SÃO PAULO, SP (FOLHAPRESS) - Disparos de tiros, relatos de explosões e a saída do ar do canal de TV oficial de Burkina Fasso na madrugada e na manhã desta sexta (30) reacenderam na população do país da África Ocidental o temor de que um novo golpe de Estado esteja sendo gestado nas Forças Armadas.
Há oito meses, a nação do Sahel, região marcada por violência envolvendo movimentos jihadistas, assistiu à deposição do presidente eleito Roch Kabor por um golpe militar. Em seu lugar, assumiu o tenente-coronel Paul-Henri Sandaogo Damiba, figura até então pouco conhecida, mas com experiência no combate ao terrorismo.
O paradeiro de Damiba é desconhecido, mas o coronel divulgou um comunicado pedindo calma e afirmando que "certos membros das Forças Armadas criaram uma situação confusa". Ele tomou o poder do país com a promessa de acelerar o combate ao terrorismo islâmico, o que ajudou a amortizar parte da insatisfação popular.
Alguns dos tiroteios registrados ao longo do dia foram ouvidos na vizinhança da sede da Presidência, na capital Uagadugu, o que aumentou o temor entre os locais. Escolas, empresas e bancos foram fechados, e as ruas da cidade viviam um trânsito incomumente tranquilo para uma sexta-feira.

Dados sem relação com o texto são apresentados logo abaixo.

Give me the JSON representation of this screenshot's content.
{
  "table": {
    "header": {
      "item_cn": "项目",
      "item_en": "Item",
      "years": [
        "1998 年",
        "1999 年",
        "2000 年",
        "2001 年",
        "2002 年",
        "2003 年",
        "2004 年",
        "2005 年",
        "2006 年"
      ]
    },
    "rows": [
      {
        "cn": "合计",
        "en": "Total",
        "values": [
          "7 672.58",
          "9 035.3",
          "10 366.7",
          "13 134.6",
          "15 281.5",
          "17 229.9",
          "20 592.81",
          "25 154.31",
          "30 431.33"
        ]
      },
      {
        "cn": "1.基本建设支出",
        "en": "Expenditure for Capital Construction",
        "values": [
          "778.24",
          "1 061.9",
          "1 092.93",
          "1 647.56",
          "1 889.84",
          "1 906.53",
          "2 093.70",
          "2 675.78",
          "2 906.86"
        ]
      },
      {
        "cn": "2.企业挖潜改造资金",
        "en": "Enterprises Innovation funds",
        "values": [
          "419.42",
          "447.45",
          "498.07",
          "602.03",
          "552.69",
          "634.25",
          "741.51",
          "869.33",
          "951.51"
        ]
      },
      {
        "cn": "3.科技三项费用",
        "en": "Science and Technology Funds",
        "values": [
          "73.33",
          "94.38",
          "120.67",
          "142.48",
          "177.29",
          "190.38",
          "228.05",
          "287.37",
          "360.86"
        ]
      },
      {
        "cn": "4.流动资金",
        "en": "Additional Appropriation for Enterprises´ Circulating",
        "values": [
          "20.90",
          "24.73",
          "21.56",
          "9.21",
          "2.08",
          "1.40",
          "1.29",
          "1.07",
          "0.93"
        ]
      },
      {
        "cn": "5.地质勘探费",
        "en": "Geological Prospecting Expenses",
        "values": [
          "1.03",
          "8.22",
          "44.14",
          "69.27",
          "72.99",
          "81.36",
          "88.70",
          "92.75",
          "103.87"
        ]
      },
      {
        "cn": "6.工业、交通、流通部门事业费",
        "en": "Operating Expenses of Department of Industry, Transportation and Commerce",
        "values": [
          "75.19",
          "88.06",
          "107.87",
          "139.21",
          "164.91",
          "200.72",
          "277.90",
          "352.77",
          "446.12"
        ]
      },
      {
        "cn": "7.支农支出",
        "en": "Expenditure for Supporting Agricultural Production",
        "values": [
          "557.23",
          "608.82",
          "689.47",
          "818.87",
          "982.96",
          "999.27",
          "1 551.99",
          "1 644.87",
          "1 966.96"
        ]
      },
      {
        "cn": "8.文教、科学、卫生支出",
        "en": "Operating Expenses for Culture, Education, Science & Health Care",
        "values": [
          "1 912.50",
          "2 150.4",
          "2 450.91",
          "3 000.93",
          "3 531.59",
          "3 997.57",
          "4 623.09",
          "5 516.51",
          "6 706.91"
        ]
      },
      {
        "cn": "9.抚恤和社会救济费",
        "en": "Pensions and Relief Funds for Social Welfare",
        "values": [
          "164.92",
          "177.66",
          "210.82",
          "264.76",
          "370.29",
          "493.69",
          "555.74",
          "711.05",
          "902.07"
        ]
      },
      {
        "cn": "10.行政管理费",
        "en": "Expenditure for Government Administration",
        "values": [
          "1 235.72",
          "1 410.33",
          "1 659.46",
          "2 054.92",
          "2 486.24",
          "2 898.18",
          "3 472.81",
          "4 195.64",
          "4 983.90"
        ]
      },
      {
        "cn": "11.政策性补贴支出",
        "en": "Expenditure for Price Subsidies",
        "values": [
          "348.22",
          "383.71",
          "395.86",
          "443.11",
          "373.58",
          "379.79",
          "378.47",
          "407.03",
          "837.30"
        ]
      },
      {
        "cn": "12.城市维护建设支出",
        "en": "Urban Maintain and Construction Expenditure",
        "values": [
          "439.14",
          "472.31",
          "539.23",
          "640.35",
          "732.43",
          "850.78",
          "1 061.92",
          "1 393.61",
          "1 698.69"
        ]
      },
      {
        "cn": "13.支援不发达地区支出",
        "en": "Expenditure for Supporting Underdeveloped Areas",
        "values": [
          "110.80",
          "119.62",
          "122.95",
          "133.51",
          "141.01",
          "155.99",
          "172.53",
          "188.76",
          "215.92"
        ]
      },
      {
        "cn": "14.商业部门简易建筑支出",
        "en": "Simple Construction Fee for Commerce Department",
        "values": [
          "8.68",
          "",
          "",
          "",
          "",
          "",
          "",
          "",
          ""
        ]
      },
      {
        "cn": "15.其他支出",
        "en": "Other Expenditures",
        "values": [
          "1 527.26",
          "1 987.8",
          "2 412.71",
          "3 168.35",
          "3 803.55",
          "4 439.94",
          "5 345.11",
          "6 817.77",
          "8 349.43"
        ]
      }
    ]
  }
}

Houve, porém, aqueles que aproveitaram o episódio para protestar contra os líderes no poder. Em um protesto nas ruas da capital, segundo relatos da agência Reuters, ativistas pediam o fim da ajuda militar enviada pela França, antiga colonizadora. "Desde que Damiba assumiu o poder, nossos soldados morrem com maior frequência", disse Marcelin Quedraogo, um dos presentes, à agência.
A demanda tem crescido nos últimos tempos. Frente ao acúmulo de fracassos da atuação francesa no Sahel, manifestantes pedem que o governo priorize, em troca, a ajuda da Rússia, que alarga sua influência militar em África, muitas vezes com uso de empresas militares privadas, ora descritas como mercenarismo, que também atuam na Guerra da Ucrânia -como o Grupo Wagner.
A insatisfação com a liderança de Damiba também ganhou nova camada no início deste mês, quando ao menos 35 civis morreram no norte do país depois que um comboio de veículos atingiu uma bomba escondida na estrada. Depois, nesta terça (27), 11 soldados morreram em uma emboscada na província de Soum.
Apenas nos primeiros seis meses deste ano, segundo monitoramento da ONG americana Localização dos Conflitos Armados, grupos ligados à Al Qaeda e ao Estado Islâmico (EI) realizaram mais de 400 ataques em dez regiões de Burkina Fasso. Consequência direta da violência, quase 2 milhões de pessoas -10% da população- foram deslocadas pelo conflito, de acordo com o Conselho Norueguês para Refugiados.
Ainda que tenha assumido o poder por meio de um golpe, Damiba discursou, na última semana, na Assembleia-Geral da ONU, em Nova York. A líderes mundiais o burquinense falou sobre a violência jihadista, mas também buscou justificar o golpe. "Era necessário e indispensável; acima de tudo, uma questão de sobrevivência."
O golpe de janeiro foi condenado pela União Africana (UA) e pela Comunidade Econômica dos Estados da África Ocidental. Também recebeu críticas do secretário-geral da ONU, o português António Guterres. Mas outros fóruns, como o Conselho de Direitos Humanos das Nações Unidas, adotaram postura branda -em parte devido à atuação da Rússia, que busca crescer a presença no país africano.
Por meio de seu porta-voz, Guterres disse na ocasião que a tomada de poder era parte de uma "epidemia de golpes em todo o mundo, em especial naquela região", referindo-se ao Sahel. De fato, o número de golpes de Estado em 2021 foi o maior no mundo em duas décadas.
Burkina Fasso, após a ascensão de Damiba ao poder, somou-se a Chade, Mali e Sudão como países da região que viram governantes serem depostos por militares.